Il considérait ses collections comme formant un tout et il refusait de les voir fragmentées en vendant des pièces à gauche et à droite. C’est grâce à des mécènes que ses collections sont demeurées intactes et peuvent être mises à la disposition du public.

Maurice Gaudreault fut d’abord et avant tout un historien de la petite histoire (un artiste patrimonial) du genre Krieghoff ou Massicotte, cherchant à documenter à sa façon la vie des pionniers du Nord ontarien. On constate qu’il avait une mémoire photographique pour les détails.

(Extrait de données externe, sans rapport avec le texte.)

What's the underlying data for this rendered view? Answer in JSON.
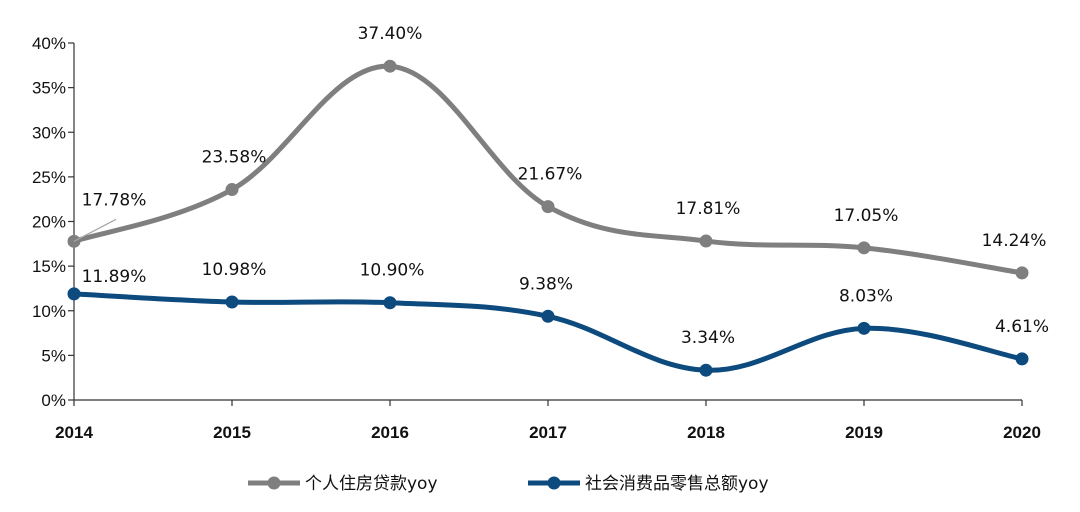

Je trouve aussi qu’il avait un sens aigu de la mise en scène. Ses pièces sont comme des acteurs disposés sur un plateau, comme des clichés dont on pourrait faire le tour. Il y a du réalisme dans ses personnages, un dynamisme aussi, un mouvement suspendu. C’est comme si l’image d’un film vidéo s’était figée et qu’un simple coup de manette pouvait remettre tout en mouvement.

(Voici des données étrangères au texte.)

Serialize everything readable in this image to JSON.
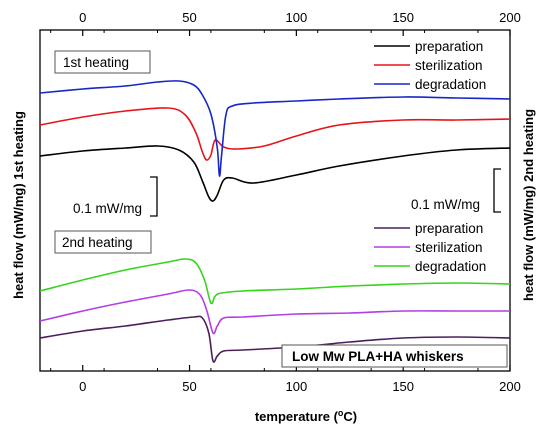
{
  "chart_data": {
    "type": "line",
    "xlabel": "temperature (°C)",
    "xlabel_prefix": "temperature (",
    "xlabel_degree": "o",
    "xlabel_suffix": "C)",
    "ylabel_left": "heat flow (mW/mg) 1st heating",
    "ylabel_right": "heat flow (mW/mg) 2nd heating",
    "xlim": [
      -20,
      200
    ],
    "xticks": [
      0,
      50,
      100,
      150,
      200
    ],
    "grid": false,
    "annotations": {
      "first_heating": "1st heating",
      "second_heating": "2nd heating",
      "scale_left": "0.1 mW/mg",
      "scale_right": "0.1 mW/mg",
      "sample": "Low Mw PLA+HA whiskers"
    },
    "colors": {
      "preparation_1st": "#000000",
      "sterilization_1st": "#e8141b",
      "degradation_1st": "#1826c8",
      "preparation_2nd": "#4a1f5a",
      "sterilization_2nd": "#b43de6",
      "degradation_2nd": "#36d41c"
    },
    "panels": [
      {
        "name": "1st heating",
        "legend_position": "top-right",
        "series": [
          {
            "name": "preparation",
            "color": "#000000",
            "x": [
              -20,
              0,
              20,
              35,
              45,
              52,
              56,
              59,
              61,
              63,
              66,
              70,
              80,
              100,
              120,
              150,
              175,
              200
            ],
            "y": [
              156,
              151,
              148,
              146,
              150,
              162,
              181,
              197,
              201,
              195,
              180,
              178,
              183,
              175,
              166,
              156,
              150,
              148
            ]
          },
          {
            "name": "sterilization",
            "color": "#e8141b",
            "x": [
              -20,
              0,
              20,
              40,
              48,
              53,
              56,
              58,
              60,
              62,
              66,
              72,
              85,
              100,
              120,
              150,
              175,
              200
            ],
            "y": [
              125,
              117,
              111,
              108,
              115,
              133,
              152,
              160,
              155,
              140,
              147,
              149,
              146,
              136,
              125,
              120,
              120,
              119
            ]
          },
          {
            "name": "degradation",
            "color": "#1826c8",
            "x": [
              -20,
              0,
              20,
              35,
              45,
              52,
              56,
              60,
              63,
              64,
              65,
              67,
              70,
              80,
              100,
              120,
              150,
              175,
              200
            ],
            "y": [
              93,
              89,
              86,
              82,
              81,
              85,
              95,
              114,
              148,
              176,
              155,
              115,
              106,
              103,
              101,
              99,
              97,
              98,
              99
            ]
          }
        ]
      },
      {
        "name": "2nd heating",
        "legend_position": "center-right",
        "series": [
          {
            "name": "preparation",
            "color": "#4a1f5a",
            "x": [
              -20,
              0,
              20,
              40,
              52,
              56,
              59,
              61,
              63,
              66,
              75,
              100,
              125,
              150,
              175,
              200
            ],
            "y": [
              338,
              331,
              326,
              320,
              317,
              318,
              333,
              361,
              356,
              351,
              350,
              347,
              342,
              338,
              337,
              338
            ]
          },
          {
            "name": "sterilization",
            "color": "#b43de6",
            "x": [
              -20,
              0,
              20,
              40,
              50,
              55,
              58,
              61,
              63,
              66,
              75,
              100,
              125,
              150,
              175,
              200
            ],
            "y": [
              321,
              311,
              302,
              294,
              290,
              295,
              310,
              333,
              326,
              318,
              317,
              314,
              313,
              311,
              311,
              311
            ]
          },
          {
            "name": "degradation",
            "color": "#36d41c",
            "x": [
              -20,
              0,
              20,
              40,
              48,
              53,
              57,
              60,
              62,
              65,
              75,
              100,
              125,
              150,
              175,
              200
            ],
            "y": [
              291,
              280,
              270,
              262,
              259,
              263,
              280,
              303,
              296,
              293,
              291,
              289,
              286,
              284,
              283,
              284
            ]
          }
        ]
      }
    ]
  }
}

Ces pièces sont sculptée dans de l’argile du Nord. Il paraît qu’elles contiennent toutes de la salive de l’artiste (ça me fait penser à Jésus qui fait de la boue avec sa salive pour guérir un aveugle). Elles sont de terre cuite partiellement émaillée. La combinaison des deux matières, les sujets choisis et la bonhomie de la plupart des personnages donnent une allure naïve à une œuvre d’un art consommé. Il avait commencé comme artisan potier, mais son talent et sa maîtrise n’ont cessé d’évoluer jusqu’à ce qu’il soit reconnu et qu’il se reconnaisse lui-même comme un artiste. Les dernières années, il gagnait bien sa vie à pratiquer son art, ce qui est rarissime en Ontario français.

C’est lorsqu’il a appris qu’il avait la leucémie que M. Gaudreault a décidé de reconstituer la vie de Jésus à sa manière. On me raconte que c’était un homme très accueillant, très gentil. Les gens qui lui parlaient une fois s’imaginaient être devenus ses amis. Ce n’était pas un pratiquant si on entend par là quelqu’un qui fréquente l’Église, mais il mettait l’Évangile en pratique. Il avait une relation personnelle avec celui qu’on appelle Jésus.

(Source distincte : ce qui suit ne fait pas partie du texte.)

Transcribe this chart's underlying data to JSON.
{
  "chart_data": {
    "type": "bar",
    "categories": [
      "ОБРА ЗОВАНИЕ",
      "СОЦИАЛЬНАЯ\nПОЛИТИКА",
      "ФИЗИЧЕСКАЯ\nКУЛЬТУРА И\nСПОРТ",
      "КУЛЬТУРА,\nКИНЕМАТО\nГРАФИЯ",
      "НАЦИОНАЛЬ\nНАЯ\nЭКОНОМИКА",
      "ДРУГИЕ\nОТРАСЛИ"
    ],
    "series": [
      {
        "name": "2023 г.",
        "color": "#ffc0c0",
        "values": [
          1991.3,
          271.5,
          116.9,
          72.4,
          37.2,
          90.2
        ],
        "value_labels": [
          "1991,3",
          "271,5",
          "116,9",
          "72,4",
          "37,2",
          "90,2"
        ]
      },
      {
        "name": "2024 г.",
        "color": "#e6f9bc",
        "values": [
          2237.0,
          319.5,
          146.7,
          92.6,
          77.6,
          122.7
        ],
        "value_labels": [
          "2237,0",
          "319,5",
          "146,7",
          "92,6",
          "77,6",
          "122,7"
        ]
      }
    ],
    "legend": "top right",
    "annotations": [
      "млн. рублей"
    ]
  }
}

Si vous prenez le temps d’examiner sous tous ses angles une œuvre de maturité de Maurice Gaudreault, surtout celles de la vie de Jésus, vous serez saisis par la beauté des scènes et des personnages. Les 300 quelques personnages (et les animaux, Maurice Gaudreault aimait les animaux) sont tous distincts, gardant leur identité d’une scène à l’autre (le visage de Jésus reste le même). Et le Verbe s’est fait glaise et il a habité parmi nous, grâce au talent de Maurice Gaudreault!